Life from where I see it

Tuesday, January 11, 2005

I've (cough cough) been ill

Stinky, boring cold. Dontcha just love this time of year!

Over the weekend TOH and I went to see The Merchant Of Venice, billed, helpfully by Hollywood as William Shakespeare's The Merchant Of Venice.

It was a lavish production and it only took about an hour to get into the language and plot.

Basically, back in the day in Venice, people didn't like Jews. They'd spit on them, prohibit them from owning property, lock them up in their ghetto after dark and force them to wear a red hat.

The hero, Bassanio (Joseph Fiennes), borrows some cash off The Merchant (Jeremy Irons) to woo Portia (Lynne Collins looking very very much like Cate Blanchett), because she will only marry a rich fella who also has to pass a Krypton Factor-style test involving boxes and portraits.

The Merchant Antonio in turn borrows it from Shylock (Al Pacino) because he doesn't actually have any ready cash - it is all tied up in some ships.

The deal is, if the merchant can't pay back his debt on time, Shylock can cut off a pound of his flesh as payment.
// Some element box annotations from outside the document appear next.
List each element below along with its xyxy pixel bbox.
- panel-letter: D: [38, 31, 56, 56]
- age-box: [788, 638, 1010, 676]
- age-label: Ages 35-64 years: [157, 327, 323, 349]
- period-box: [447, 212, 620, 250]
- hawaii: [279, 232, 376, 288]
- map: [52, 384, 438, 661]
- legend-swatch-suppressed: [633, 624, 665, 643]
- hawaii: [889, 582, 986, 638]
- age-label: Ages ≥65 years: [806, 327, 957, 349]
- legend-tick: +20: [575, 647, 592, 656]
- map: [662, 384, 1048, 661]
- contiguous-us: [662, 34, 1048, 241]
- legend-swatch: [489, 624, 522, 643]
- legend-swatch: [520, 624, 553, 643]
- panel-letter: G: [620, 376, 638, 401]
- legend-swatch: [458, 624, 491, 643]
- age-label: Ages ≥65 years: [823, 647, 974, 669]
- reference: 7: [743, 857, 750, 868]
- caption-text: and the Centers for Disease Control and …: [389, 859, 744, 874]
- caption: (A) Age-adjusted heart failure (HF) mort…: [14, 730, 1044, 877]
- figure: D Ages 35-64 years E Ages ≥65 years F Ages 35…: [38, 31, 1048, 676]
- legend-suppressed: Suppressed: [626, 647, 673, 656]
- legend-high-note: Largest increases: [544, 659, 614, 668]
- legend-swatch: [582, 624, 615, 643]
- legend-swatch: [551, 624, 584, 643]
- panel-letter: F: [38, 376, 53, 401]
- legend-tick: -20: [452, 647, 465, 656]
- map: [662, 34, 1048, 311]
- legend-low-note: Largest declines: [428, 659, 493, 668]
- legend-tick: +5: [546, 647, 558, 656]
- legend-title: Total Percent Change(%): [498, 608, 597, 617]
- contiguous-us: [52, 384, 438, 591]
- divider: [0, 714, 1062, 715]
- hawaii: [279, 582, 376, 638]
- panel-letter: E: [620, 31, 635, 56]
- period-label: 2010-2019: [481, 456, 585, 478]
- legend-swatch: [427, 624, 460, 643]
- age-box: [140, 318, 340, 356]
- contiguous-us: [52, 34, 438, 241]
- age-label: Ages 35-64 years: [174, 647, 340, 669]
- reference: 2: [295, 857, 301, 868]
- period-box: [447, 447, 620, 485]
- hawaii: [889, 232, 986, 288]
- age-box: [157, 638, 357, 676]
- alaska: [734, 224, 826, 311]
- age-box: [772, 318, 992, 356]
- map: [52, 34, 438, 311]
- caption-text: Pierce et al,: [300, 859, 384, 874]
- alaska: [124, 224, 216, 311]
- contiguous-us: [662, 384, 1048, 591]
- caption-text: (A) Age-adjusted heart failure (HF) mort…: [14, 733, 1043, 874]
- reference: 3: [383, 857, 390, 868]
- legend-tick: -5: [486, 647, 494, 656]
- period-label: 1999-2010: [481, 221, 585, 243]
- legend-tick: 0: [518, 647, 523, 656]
They come to this agreement as Shylock remembers the merchant spat on him on the Bridge Of Sighs, or similar, for being Jewish and he is slightly bitter about it and only too willing to have Antonio in his debt.



As a complete beginner when it comes to The Bard, I hesitantly propose that Elizabethan audiences were not too keen on Jews. The long and short of it is the hero, his pals, Portia etc etc end up being very smug that not only have they diddled Shylock out of all his worldly possessions but forced him to convert to Christianity. Perhaps Shakespeare thought they were doing him a favour, saving his mortal soul and all that.

Shylock is a broken man, he's spent his life being shat on for being a Jew, lost his daughter, lost all his money, was evicted from the ghetto and lost the right to practice his faith. It all seems very unfair to modern audiences.

It was amusing to see the thick son out of My Family playing the hero's sidekick and MacKenzie Crook in there as a servant.

The film was a good effort though, and worth seeing if you fancy a bit of a 'challenge'.

I expect Pacino will be nominated for an Oscar for this.